Add in the potential 4060 Ti at $450 using the 3070 data... and yes the scale matters but this is still a reallllly flat graph. There is no sweet spot to be had there and I don't think it will change when the whole line up is here.
4070 Ti beats the 3090. You couldn't get 4070 Ti level performance at any price two years ago. The only last gen card it loses to is 3090 Ti (I'm going by Techpowerup numbers), which is a card that probably should not have existed, but since it does exist I guess you can deny 4070 Ti of it's flagship performance...
Deny? I don't care about scoring points. I care that it isn't that much better performance than a 3080 for the money required. 3080 12GB and above were irrelevant cash grabs.
$450 ($400 if we're lucky) is about what I expect for the 4060 Ti (at 3070-like performance), considering inflation and the fact that it will be more efficient and have more features I'd say it's fair. Not great, but it's progress.
Stagnation to me. Efficiency? Big whoop, expected with a node shrink. Features? Frame generation? I see that as a harder sell as the average frame rate gets worse.
That's about what I expect from the 4070 too, $600-$650, that would also at least be progress compared to the 3080 at $700.
Maybe you're right but we also don't know the expected performance do we?
Even if the 4070 launched as the 4080 12 GB at $899, it wouldn't change my view of this gen's pricing much. It would have still been progress as it would have been faster than a 3080 Ti at $300 cheaper.
Again, 3080Ti was a cash grab. Compare to 3080.
All I care about is performance/dollar increasing at every price point. And that's what we're getting... there is no 40-series card that hasn't increased performance per/dollar at it's given price point.
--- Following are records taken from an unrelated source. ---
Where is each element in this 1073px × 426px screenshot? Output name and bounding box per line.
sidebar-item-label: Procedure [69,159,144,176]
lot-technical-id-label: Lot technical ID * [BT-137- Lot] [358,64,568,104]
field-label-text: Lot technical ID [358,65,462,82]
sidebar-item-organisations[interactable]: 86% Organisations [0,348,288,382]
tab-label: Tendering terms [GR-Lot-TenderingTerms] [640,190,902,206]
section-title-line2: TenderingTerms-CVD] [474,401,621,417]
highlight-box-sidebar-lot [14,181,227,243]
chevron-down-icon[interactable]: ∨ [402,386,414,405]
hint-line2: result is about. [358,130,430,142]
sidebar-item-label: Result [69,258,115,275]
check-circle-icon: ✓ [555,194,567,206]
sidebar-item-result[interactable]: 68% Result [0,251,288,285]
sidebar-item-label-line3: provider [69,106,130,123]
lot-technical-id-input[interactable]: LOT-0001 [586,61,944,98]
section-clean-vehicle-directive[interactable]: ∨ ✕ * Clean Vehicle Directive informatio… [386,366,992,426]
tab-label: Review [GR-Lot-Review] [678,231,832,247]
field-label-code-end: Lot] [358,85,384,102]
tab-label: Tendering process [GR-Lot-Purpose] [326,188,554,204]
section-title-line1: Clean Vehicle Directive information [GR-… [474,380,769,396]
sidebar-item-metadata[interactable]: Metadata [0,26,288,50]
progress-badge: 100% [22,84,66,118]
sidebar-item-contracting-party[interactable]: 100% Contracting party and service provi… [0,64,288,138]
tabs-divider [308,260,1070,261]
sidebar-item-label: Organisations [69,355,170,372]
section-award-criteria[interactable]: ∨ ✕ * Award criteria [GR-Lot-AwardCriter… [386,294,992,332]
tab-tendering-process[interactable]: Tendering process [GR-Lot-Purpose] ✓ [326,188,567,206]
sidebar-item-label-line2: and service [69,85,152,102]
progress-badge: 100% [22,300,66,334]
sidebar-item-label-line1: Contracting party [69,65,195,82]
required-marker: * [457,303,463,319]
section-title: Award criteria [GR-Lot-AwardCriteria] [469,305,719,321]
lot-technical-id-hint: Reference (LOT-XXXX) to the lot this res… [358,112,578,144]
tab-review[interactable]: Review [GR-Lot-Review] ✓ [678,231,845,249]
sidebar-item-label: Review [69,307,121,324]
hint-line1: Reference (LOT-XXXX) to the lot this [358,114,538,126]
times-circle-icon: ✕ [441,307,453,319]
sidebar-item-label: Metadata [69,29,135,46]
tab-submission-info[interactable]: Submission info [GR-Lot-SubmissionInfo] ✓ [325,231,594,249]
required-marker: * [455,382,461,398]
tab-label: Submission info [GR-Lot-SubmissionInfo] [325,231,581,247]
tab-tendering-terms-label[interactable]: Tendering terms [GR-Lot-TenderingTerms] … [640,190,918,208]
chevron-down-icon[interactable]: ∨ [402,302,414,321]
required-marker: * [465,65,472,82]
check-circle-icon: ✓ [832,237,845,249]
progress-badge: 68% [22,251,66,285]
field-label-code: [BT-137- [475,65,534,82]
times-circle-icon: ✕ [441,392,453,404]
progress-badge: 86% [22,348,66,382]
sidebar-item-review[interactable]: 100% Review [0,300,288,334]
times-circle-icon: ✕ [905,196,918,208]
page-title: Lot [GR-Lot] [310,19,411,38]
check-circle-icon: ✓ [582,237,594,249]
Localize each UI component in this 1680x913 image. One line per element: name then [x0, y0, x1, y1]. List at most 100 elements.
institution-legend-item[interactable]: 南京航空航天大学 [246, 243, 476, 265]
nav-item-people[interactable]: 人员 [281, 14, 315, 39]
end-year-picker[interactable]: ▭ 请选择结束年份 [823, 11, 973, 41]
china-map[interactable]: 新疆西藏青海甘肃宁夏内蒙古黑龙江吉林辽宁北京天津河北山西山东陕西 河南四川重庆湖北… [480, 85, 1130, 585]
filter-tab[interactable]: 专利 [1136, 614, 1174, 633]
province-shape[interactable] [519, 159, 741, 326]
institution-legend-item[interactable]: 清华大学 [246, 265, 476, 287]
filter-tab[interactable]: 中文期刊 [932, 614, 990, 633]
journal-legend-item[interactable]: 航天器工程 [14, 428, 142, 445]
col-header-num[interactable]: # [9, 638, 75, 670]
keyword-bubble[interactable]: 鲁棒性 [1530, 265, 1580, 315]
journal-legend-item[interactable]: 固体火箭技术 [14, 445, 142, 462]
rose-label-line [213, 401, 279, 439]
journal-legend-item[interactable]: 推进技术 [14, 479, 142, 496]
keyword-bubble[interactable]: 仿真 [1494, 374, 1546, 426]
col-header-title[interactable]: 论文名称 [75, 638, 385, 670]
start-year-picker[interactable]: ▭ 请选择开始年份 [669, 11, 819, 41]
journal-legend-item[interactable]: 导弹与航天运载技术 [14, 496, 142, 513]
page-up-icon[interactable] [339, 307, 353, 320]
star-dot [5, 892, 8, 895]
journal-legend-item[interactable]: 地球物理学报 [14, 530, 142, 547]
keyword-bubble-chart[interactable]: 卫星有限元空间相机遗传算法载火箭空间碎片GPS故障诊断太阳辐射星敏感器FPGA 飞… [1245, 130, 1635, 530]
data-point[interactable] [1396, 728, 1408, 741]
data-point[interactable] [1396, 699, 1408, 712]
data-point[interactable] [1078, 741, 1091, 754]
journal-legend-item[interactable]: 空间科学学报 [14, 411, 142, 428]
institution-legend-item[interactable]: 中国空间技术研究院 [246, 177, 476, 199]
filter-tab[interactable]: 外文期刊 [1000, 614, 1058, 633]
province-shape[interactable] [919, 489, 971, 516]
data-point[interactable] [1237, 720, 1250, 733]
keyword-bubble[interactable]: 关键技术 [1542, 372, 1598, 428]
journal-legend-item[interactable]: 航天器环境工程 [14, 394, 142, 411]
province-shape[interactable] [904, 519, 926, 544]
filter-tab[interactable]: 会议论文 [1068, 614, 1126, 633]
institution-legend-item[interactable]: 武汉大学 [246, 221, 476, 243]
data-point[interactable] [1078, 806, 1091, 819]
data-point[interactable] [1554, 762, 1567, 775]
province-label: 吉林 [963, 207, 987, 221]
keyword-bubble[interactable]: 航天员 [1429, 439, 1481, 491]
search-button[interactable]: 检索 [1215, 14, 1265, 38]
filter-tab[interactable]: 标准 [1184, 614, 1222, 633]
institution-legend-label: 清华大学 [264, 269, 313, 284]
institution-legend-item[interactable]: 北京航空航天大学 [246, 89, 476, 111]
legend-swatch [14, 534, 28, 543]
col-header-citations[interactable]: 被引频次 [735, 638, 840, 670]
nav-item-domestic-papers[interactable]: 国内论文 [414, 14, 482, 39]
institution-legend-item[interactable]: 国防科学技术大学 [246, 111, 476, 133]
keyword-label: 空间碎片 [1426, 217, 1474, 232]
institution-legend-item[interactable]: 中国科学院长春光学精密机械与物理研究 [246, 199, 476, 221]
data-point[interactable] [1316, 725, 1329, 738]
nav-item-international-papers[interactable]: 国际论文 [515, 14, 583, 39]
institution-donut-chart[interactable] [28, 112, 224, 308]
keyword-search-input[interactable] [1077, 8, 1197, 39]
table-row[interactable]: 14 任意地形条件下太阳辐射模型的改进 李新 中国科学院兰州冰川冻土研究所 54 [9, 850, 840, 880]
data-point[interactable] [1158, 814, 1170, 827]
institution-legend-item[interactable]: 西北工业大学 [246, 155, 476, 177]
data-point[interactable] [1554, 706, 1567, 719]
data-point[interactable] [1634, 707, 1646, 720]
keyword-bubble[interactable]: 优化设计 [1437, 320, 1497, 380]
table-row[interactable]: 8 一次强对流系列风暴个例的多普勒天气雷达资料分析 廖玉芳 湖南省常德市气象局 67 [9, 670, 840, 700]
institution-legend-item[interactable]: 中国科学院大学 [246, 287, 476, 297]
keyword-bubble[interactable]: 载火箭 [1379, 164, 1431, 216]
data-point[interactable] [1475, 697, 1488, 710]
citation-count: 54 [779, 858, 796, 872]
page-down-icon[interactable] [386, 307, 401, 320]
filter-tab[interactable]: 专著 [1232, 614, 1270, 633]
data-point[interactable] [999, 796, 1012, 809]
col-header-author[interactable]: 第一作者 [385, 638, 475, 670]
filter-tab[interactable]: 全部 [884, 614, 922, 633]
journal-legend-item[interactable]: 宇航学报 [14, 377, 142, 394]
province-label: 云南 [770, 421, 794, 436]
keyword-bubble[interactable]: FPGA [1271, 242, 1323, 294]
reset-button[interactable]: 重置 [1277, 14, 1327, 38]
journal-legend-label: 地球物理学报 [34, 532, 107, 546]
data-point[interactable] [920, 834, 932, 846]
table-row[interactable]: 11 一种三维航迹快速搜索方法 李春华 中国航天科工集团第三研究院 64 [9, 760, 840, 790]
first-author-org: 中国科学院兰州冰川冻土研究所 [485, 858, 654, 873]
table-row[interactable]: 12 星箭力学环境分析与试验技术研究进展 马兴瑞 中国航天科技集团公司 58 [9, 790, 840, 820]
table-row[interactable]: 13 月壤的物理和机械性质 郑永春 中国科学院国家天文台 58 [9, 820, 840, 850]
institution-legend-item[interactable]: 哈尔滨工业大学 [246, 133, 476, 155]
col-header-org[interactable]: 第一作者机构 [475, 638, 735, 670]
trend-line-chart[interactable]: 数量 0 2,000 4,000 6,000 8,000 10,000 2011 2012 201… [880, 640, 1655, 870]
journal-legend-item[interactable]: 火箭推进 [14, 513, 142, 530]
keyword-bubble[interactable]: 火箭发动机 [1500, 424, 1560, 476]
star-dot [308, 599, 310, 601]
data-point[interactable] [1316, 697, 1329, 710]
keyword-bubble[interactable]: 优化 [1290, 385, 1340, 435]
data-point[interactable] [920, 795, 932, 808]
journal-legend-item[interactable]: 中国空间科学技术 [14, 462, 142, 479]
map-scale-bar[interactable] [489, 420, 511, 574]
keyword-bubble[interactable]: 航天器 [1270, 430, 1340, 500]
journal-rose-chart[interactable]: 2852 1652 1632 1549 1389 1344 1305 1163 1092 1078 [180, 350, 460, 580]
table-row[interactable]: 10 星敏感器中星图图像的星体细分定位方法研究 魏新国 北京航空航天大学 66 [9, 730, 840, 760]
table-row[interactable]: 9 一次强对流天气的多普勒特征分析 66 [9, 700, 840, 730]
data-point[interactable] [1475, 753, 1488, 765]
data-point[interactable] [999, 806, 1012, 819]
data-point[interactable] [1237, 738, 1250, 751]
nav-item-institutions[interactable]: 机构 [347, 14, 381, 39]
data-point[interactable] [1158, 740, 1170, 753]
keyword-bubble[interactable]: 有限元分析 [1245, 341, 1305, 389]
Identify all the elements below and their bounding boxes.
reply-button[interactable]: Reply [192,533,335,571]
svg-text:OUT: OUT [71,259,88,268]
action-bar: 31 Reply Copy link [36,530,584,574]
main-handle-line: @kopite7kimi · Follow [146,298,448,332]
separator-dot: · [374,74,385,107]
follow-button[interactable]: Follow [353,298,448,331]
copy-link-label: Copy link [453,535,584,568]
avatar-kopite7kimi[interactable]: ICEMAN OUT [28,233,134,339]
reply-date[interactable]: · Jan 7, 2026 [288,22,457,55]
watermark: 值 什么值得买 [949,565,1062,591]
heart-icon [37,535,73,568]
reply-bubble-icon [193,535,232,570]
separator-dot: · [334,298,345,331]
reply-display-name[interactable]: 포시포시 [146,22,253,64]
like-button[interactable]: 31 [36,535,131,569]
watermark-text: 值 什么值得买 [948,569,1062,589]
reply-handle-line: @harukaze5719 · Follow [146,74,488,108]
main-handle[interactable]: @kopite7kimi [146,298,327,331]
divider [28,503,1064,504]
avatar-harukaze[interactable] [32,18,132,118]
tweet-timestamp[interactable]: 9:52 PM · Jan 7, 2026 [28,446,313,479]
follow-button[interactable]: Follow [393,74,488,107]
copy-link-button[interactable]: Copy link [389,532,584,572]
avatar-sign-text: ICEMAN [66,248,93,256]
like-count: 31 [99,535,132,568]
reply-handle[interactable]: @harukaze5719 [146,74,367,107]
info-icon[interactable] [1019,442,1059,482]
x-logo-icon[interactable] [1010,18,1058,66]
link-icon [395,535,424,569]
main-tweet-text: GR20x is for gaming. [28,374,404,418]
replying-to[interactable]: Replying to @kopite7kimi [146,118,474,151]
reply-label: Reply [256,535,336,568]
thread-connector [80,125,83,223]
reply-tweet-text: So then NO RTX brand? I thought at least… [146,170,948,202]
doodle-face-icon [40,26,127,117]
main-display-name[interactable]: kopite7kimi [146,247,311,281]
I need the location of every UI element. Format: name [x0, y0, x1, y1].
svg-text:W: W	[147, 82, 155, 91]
That is the absolute baseline requirement but it is trending the wrong way.
I'm over the pessimism about pricing. Inflation happened, console prices aren't going down either. It is what it is. GPU prices aren't great, but they could be a lot worse.
When there is signs of actual stagnation, that's when I'll maybe become pessimistic. For now, there are no signs of it.
I wish I had your optimism. Consoles are usually razor thin margins, or a loss, Nintendo aside. They make their money from software but still do not want to be making a steeper loss. They'll have calculated attach rate and what they can sensibly absorb on average. The increase in costs is apparently too high for Sony, so price goes up.
In contrast, Nvidia keeps relatively fat margins for itself. Radeon group follows suit.
Balancing act is bad enough for AIBs that EVGA Alt+F4'd out of the game.
Why is the CPU market so much better? Purely the smaller chip sizes?
I'm just seeing people being rinsed. Less diminishing returns at the high end which is great for some with deeper pocket but makes me think the mid range is getting shafted or the low end is going to be priced out of the market. Higher margins at the high end, slimmer lower down has been the way it works, made up for by relative volume of sales.